Despite growing up in Australia I have a hard time describing the culture in a way that doesn‘t butcher it. Here’s an excerpt of a conversation had on my last tour when a tourist asked about Australian cuisine:
Me: We’ve got incredible coffee and really good food in Australia like burgers, pasta, Asian…
Tourist: Right, well that’s American, Italian and Asian what’s Australian cuisine?
Me: “Well, we’ve got this thing called a meat pie, and ahh for desert we have these things called lamingtons which is basically just a piece of square sponge rolled in chocolate and coconut. ”

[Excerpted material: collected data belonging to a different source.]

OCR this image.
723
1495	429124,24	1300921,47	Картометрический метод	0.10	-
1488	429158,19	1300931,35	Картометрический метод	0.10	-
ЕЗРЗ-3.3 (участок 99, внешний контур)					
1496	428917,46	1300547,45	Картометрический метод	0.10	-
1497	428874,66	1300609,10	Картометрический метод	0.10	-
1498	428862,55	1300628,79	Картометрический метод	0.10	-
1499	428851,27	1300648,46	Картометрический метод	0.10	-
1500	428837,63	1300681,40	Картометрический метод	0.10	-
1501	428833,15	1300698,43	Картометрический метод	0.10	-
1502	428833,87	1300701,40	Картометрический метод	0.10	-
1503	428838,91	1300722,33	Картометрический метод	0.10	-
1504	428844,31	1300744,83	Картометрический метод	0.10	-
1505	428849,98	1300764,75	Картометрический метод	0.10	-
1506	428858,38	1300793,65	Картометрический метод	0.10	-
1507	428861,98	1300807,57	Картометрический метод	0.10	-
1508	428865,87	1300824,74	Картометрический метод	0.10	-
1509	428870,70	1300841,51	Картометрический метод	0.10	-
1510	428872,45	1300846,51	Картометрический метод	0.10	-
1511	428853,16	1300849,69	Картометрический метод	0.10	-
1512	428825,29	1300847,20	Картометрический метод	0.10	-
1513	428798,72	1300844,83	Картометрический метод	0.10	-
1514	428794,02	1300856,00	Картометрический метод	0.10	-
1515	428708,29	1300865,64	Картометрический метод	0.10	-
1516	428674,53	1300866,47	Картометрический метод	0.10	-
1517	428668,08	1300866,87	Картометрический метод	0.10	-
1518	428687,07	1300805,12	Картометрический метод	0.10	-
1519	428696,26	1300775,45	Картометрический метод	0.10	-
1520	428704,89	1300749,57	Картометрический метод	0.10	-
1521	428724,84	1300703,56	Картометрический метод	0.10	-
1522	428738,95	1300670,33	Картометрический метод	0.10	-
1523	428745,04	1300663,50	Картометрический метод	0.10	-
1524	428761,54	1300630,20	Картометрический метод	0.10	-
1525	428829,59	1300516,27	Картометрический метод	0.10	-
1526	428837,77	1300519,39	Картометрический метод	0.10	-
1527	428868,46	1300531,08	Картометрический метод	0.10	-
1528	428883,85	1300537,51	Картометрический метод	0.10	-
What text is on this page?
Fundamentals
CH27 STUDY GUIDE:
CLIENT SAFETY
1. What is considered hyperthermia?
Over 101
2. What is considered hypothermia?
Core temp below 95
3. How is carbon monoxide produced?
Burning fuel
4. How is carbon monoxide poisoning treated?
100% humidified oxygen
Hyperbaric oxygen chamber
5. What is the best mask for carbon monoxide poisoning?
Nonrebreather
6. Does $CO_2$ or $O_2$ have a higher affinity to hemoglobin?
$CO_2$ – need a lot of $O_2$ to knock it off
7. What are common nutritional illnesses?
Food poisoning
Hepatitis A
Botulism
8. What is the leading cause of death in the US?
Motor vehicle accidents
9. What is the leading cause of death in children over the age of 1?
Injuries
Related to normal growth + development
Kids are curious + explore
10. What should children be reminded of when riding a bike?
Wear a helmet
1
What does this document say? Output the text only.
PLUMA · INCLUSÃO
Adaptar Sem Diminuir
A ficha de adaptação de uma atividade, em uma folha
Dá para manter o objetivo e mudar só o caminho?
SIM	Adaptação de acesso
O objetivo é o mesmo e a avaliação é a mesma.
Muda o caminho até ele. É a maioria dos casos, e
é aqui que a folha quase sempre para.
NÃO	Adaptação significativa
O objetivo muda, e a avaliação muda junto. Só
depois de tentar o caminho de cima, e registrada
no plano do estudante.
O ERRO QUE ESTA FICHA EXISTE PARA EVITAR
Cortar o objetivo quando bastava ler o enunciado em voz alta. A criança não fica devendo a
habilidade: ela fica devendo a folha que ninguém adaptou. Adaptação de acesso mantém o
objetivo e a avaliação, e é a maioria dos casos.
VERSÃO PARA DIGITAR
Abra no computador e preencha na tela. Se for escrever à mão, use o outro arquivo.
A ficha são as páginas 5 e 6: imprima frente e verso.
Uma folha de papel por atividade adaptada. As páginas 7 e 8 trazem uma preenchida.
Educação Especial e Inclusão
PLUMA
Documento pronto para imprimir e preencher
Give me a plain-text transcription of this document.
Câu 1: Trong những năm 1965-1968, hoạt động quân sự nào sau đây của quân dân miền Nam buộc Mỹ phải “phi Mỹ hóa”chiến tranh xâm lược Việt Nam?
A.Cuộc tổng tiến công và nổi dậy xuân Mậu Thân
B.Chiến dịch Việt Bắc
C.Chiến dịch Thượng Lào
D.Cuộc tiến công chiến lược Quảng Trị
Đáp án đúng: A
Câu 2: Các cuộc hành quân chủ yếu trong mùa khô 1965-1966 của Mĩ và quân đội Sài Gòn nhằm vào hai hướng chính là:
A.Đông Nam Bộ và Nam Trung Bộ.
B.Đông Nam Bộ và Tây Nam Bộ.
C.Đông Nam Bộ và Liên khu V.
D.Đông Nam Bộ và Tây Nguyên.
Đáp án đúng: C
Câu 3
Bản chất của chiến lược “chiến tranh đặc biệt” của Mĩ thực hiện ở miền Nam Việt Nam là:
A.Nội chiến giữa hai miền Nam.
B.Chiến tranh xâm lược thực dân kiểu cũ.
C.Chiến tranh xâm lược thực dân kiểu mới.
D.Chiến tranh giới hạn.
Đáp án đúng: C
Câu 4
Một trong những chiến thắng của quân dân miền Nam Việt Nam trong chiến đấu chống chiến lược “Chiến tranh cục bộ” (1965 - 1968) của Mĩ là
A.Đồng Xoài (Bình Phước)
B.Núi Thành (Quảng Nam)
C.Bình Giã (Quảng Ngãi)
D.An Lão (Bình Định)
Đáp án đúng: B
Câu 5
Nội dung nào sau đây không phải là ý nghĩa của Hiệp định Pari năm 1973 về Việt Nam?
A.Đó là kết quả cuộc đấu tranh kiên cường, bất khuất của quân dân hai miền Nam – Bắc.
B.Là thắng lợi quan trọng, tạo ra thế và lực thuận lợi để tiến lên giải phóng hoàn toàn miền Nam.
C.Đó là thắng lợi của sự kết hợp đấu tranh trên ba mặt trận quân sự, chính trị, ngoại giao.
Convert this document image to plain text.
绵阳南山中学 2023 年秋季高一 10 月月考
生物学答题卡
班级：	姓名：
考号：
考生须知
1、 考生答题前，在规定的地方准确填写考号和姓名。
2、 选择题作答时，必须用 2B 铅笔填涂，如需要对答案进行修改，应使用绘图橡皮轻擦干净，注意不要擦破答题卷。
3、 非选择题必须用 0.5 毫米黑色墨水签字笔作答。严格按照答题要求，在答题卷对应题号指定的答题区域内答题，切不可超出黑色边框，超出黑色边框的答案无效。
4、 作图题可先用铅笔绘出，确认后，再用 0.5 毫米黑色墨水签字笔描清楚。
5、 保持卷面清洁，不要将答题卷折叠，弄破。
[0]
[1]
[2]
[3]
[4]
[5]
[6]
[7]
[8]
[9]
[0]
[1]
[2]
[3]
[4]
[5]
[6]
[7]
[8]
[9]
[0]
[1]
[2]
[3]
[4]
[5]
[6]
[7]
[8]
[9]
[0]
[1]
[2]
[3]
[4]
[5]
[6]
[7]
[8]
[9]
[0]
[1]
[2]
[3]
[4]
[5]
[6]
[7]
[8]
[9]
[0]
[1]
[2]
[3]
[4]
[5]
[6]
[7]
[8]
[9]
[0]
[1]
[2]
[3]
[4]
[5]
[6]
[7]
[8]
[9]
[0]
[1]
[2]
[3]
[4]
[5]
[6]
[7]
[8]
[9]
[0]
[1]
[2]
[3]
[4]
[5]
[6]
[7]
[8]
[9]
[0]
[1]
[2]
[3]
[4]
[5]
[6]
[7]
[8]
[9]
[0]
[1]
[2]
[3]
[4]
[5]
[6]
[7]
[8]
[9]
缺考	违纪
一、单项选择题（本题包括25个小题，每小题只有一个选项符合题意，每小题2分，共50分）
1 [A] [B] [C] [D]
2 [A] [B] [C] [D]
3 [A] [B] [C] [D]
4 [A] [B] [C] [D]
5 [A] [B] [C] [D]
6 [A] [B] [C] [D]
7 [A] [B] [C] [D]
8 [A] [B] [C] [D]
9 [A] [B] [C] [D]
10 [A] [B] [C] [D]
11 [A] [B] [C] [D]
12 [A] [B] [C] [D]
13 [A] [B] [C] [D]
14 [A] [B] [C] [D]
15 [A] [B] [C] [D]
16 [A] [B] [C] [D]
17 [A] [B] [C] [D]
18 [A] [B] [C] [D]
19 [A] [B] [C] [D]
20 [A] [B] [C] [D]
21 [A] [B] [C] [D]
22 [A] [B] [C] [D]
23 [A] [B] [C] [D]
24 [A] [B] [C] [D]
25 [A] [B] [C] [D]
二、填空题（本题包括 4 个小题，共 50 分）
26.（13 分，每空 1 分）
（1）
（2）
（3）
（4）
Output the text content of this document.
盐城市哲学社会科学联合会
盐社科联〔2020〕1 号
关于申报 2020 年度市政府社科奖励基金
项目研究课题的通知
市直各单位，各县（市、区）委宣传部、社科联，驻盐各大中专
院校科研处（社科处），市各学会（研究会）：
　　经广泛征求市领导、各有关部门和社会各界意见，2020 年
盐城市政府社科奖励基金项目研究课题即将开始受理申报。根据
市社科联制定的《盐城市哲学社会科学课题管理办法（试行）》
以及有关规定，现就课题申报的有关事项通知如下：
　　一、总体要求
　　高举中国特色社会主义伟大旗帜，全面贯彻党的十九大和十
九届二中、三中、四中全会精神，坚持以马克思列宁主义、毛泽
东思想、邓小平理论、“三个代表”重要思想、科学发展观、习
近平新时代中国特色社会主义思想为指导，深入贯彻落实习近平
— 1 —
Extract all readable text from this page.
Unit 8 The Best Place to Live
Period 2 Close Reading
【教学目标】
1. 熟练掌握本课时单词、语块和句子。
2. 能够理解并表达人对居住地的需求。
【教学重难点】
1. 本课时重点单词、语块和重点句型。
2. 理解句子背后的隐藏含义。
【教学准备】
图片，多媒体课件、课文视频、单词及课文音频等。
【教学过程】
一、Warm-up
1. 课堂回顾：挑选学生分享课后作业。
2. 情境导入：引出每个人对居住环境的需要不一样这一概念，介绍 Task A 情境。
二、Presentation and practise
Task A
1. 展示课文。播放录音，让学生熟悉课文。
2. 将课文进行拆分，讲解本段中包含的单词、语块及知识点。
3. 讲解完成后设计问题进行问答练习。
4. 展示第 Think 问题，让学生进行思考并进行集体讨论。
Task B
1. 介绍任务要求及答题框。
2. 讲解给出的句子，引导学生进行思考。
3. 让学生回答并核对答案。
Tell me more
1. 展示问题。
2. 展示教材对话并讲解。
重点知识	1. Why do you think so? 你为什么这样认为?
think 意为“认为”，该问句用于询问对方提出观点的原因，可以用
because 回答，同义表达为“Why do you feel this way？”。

As you can probably imagine, the poor bastard appeared underwhelmed that he had flown for over a day to enjoy Australia’s limited offering of a meat filled pastry and a piece of chocolate coated sponge. Unfortunately a local bartender rubbed salt into the wound when we went to the pub and he recommended he try a VB. Shortly after his first sip I watched as disappointment washed over his face as he probably thought, “I should have stayed in Munich.”
If you want tips you have to work for it and be prepared to make conversation filler like “no way! you’re an accountant? That’s so crazy I love numbers.” You also have to circumvent specific questions that you may not know the answer to, such as how high is the Centre Point Tower (305 metres if you’re wondering) I didn’t know the answer at the time so simply answered “very” with a smile. An American piped up, “OK here’s an easier one for you, how high is the Harbour Bridge” to which I also had no answer for which I assume didn’t look great seeing as though he revealed it was an ‘easier one’ and in all fairness is one of the main attractions in Sydney.
Despite these learning curves, what I can do now is fix any damage to a bike in eight and a half minutes, which I can assure you is a feat by my standards. It's a shame I sold my bike before I got this job. Now that I know the correct PSI tyre pressure it turns out it wasn‘t a crap bike I was just riding it on a flat tyre.